Comic Book Movies 101: The Green Hornet

Seth Rogen it seems has fallen into the same trap every SNL performer does when they go into making films. They have a couple of standout roles (Knocked Up, The Pineapple Express) and then suddenly everything just gets so bland.  I must admit that despite the fact that I find his films very hit and miss, I do like Rogen as a screen presence. I just don’t always find him funny. In fact sometimes, when he gets too whiny and his grumbly voice gets too excited and his body goes into hypermode, I find him downright annoying.  But n there are other times when his hyper-side works a charm. It’s purely down to what’s dictated in the script. And in this sense he’s his own worst enemy – as he writes many of his own scripts with working partner Evan Goldberg.

The Green Hornet then is the epitome of all that’s bad about Rogen – as well as a few other deadbeats along for the ride. The actor they grabbed for Kato (Jay Chou) has literally zero screen chemistry with Rogen. The guy by himself has his moments of cool, sure. But this is a screen duo that’s meant to work.

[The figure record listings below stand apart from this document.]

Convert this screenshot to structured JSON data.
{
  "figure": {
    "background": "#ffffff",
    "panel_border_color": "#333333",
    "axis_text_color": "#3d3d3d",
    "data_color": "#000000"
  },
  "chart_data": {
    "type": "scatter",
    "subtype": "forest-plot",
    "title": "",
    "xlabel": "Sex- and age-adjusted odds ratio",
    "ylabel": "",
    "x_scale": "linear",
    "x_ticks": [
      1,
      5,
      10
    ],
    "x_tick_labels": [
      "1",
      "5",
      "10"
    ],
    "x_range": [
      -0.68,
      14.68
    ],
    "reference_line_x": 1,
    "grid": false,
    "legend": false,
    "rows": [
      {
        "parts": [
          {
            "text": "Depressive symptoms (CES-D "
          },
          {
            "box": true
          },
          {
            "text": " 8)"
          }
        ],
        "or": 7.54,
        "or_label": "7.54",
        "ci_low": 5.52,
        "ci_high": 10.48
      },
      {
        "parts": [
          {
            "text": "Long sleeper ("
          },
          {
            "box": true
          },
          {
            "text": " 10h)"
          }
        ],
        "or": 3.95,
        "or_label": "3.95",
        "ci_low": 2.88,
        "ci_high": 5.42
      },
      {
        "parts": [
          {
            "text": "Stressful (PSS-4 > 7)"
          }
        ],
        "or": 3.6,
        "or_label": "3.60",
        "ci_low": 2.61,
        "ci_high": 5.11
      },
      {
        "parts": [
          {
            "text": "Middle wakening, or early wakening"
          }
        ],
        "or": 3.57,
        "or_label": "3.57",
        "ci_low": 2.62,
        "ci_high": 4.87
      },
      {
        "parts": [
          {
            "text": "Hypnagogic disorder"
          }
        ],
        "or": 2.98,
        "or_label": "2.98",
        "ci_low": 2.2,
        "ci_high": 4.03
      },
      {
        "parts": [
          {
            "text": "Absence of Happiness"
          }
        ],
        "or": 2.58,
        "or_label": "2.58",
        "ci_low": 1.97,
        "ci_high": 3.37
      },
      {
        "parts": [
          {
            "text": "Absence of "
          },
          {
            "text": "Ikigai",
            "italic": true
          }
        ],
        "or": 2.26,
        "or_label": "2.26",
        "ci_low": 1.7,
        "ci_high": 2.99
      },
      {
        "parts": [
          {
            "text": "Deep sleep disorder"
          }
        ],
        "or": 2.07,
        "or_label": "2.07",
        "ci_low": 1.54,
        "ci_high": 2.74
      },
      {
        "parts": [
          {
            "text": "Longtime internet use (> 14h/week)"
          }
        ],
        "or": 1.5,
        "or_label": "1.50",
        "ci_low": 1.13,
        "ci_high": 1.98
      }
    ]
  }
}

And whilst I like the idea of Britt Reid being a lazy spoilt oaf who stabs friends in the back and is only interested in delivering sucker punches and taking credit from others – it just doesn’t work as well as you’d hope.

And how the hell do you cast Edward James Olmos in your film and then underuse him? In fact, even that’s being generous. He’s barely used for anything! Christoph Waltz has been given, I think, too much flack for his portrayal as the main villain. It’s been likened too much to that of his Jew hunter from Inglourious Basterds. I think he did quite a good job here, and even made his villain fairly funny in all of his personal paranoia. Cameron Diaz I can’t say I’ve ever liked, so I personally don’t care that she has little to do in this film.

The director deserves credit for making this film look more stylish that it deserves with some interesting quirky moments and movements. Kato-vision is mildly diverting. There’s also a nicely shot fight between the two heroes as they trash Reid’s home. This perhaps one scene where Rogen proves that he can deliver. Having his ass kicked throughout this scene – and perhaps painfully looking so is one thing that works. But then there isn’t much talking in this scene.

But despite all the quirky moments (which add up to spare change compared to the full running time), this film was a bit of a disappointment. If anything they should’ve made it more funny in the funny areas, more exciting in the action fields, and more serious when it needs to be. And not so much a messy montage of crap. Recasting may also be a good idea – or at the very least giving Rogen a slap and telling him he is capable of being so much more.